The laboratories will also adopt written genetic testing policies that are in compliance and ensure that all related staff are trained on the requirements of the law. Specifically, before performing a predispositional genetic test, the laboratories will ensure that patients receive an informed consent form that includes:

  • a general description of each specific disease or condition tested for;
  • information about the purpose of the test;
  • a statement that the patient may wish to obtain professional genetic counseling prior to signing the informed consent;
  • a statement that a positive test result is an indication that the individual may be predisposed to, or have the specific disease or condition tested for;
  • the level of certainty that a positive test result for that disease or condition serves as a predictor of such disease;
  • a statement that no tests will be performed without written consent and the patient's biological sample will be destroyed no later than 60 days unless the patient gives consent to sample retention.

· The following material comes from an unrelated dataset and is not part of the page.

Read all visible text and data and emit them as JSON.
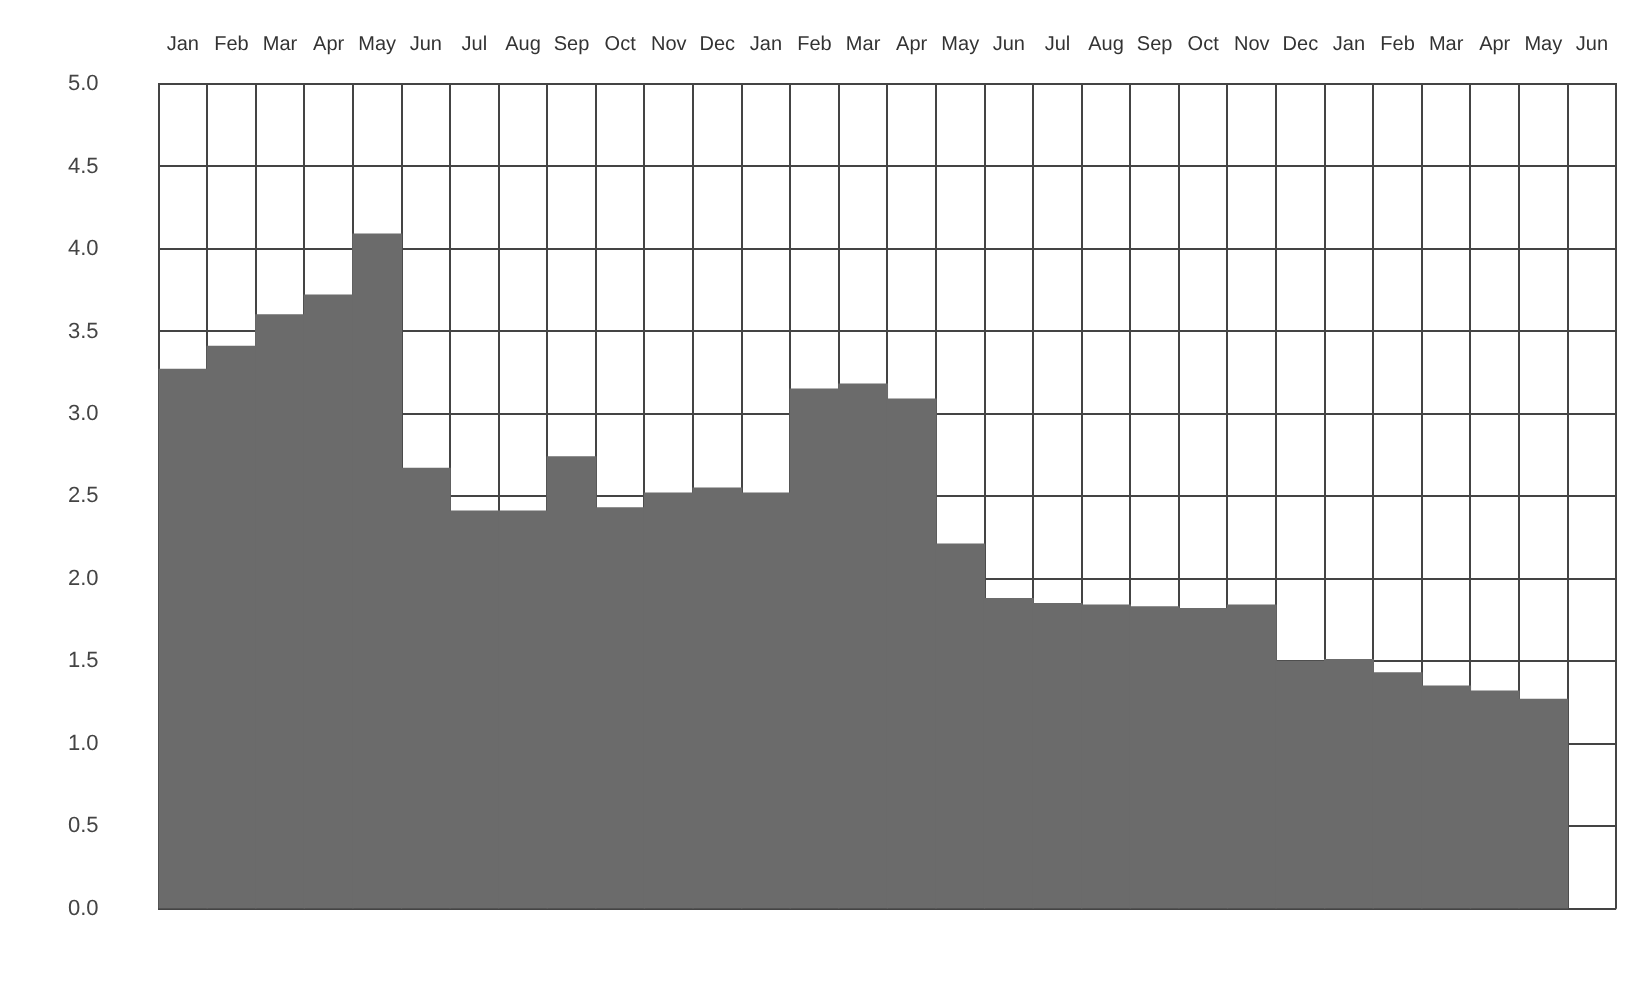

  • the name of the person or categories of persons or organizations to whom the test results may be disclosed.
Unlike diagnostic genetic tests that confirm the presence or absence of a disease, predispositional genetic tests can be confusing since they cannot predict with certainty the risk of developing a disease. For example, a predispositional genetic test for breast cancer can help inform an individual about the increased risk of developing breast cancer. But, even with a positive test result, the individual may never develop breast cancer. Likewise, a negative test result cannot rule out the possibility of the individual developing breast cancer at some point in the future.

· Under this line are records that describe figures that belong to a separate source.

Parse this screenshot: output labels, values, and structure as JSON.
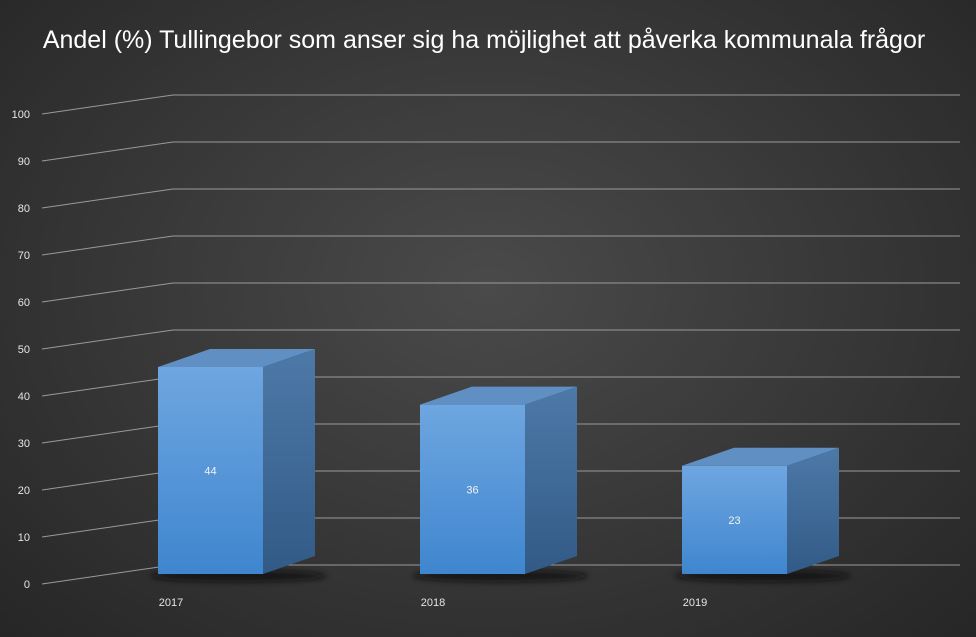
{
  "chart_data": {
    "type": "bar",
    "title": "Andel (%) Tullingebor som anser sig ha möjlighet att påverka kommunala frågor",
    "categories": [
      "2017",
      "2018",
      "2019"
    ],
    "values": [
      44,
      36,
      23
    ],
    "data_labels": [
      "44",
      "36",
      "23"
    ],
    "y_ticks": [
      "0",
      "10",
      "20",
      "30",
      "40",
      "50",
      "60",
      "70",
      "80",
      "90",
      "100"
    ],
    "ylim": [
      0,
      100
    ],
    "grid": true,
    "legend": "none",
    "bar_color": "#5b9bd5"
  }
}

"The agreements reached by the Attorney General's Office will give patients the opportunity to understand the implications of their test results whether they are positive or negative," said Caroline Lieber, Director of the Joan H. Marks Graduate Program in Human Genetics at Sarah Lawrence College. "When a patient goes to a doctor for genetic testing, it is critical that the patient have genetic counseling. Genetic counselors are uniquely trained in genetic knowledge and the translation of this complex information into language that the patient can easily understand. Lastly, genetic counselors are trained to anticipate and respond to the emotional needs of patients reacting to this information."

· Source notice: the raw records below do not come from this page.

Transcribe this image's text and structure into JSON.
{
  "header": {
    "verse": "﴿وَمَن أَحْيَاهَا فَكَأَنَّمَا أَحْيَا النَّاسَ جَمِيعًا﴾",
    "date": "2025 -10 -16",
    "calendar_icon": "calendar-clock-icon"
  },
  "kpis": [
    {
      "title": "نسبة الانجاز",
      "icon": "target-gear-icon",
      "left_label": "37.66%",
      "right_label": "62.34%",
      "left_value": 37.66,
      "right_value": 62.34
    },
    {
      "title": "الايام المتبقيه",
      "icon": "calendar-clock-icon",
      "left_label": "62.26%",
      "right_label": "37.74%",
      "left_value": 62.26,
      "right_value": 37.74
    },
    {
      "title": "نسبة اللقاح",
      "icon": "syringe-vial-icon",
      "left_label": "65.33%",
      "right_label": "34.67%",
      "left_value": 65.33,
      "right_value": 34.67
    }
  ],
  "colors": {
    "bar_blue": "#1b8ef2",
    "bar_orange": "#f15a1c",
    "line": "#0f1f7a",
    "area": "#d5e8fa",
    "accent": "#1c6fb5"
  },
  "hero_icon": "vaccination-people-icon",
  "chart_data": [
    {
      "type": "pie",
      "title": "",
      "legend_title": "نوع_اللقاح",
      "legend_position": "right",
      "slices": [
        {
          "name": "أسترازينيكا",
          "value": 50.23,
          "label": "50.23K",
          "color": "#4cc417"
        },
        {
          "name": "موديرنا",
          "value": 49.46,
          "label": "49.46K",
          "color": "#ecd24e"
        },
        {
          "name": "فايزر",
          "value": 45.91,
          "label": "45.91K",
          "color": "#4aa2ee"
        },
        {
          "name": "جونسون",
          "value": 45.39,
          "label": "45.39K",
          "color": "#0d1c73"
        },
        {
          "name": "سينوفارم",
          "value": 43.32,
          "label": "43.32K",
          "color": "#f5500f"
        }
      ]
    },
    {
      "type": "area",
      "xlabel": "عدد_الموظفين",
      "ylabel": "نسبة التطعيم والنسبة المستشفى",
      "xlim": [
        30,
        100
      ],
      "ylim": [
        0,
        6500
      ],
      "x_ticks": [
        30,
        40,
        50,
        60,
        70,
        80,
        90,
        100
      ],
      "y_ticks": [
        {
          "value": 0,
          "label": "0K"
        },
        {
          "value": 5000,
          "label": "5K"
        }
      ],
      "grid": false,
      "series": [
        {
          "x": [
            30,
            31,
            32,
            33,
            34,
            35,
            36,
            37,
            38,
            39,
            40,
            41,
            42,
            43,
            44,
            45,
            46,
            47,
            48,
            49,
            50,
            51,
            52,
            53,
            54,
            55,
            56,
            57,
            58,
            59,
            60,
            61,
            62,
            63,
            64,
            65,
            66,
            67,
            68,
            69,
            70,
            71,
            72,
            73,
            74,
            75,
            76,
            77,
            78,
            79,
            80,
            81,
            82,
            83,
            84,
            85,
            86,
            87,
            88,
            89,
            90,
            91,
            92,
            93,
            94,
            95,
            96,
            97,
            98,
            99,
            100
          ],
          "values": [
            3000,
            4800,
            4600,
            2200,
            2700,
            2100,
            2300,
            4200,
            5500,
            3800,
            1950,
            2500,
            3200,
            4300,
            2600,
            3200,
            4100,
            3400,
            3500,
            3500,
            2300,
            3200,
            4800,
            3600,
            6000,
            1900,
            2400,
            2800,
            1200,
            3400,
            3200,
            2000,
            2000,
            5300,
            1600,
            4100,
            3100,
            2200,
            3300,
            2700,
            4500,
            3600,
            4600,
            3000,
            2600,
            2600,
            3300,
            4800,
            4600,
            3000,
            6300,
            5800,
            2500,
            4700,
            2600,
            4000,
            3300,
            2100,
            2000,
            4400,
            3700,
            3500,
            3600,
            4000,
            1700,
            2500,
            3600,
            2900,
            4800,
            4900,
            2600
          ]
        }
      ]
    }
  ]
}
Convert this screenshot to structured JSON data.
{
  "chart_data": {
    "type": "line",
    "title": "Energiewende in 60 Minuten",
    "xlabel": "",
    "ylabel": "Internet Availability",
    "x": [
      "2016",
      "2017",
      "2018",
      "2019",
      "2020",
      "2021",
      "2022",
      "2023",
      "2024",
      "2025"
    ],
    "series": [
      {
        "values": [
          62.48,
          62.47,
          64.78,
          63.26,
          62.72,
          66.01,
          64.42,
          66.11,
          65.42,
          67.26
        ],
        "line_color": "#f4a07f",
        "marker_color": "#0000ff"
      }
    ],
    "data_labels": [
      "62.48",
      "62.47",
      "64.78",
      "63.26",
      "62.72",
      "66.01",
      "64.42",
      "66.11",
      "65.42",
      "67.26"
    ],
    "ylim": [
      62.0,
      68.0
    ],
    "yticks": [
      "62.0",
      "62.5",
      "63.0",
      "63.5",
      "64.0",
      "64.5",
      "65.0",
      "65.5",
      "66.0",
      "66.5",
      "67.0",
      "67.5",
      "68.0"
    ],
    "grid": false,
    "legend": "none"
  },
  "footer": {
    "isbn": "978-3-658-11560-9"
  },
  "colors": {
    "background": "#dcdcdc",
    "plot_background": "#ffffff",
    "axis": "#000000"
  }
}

Genetic testing, as defined by the New York State Civil Rights Law, is a medical procedure by which human DNA, RNA or proteins are analyzed to determine whether an apparently healthy person is at increased risk for a specific future disease, or to determine whether the child of a healthy individual or couple is at risk of having a recessive disorder. Although genetic tests can be performed to confirm a suspected diagnosis in symptomatic persons, diagnostic genetic tests are not covered by the state law. The Civil Rights Law does not apply to those genetic tests that are performed as part of New York State's mandatory newborn screening program.

This case was handled by Anne Pearson, Director of the Reproductive Rights Unit, Assistant Attorney General Dorothea Caldwell-Brown of the Healthcare Bureau, and Assistant Attorney General Meredith McGowan of the Civil Rights Bureau.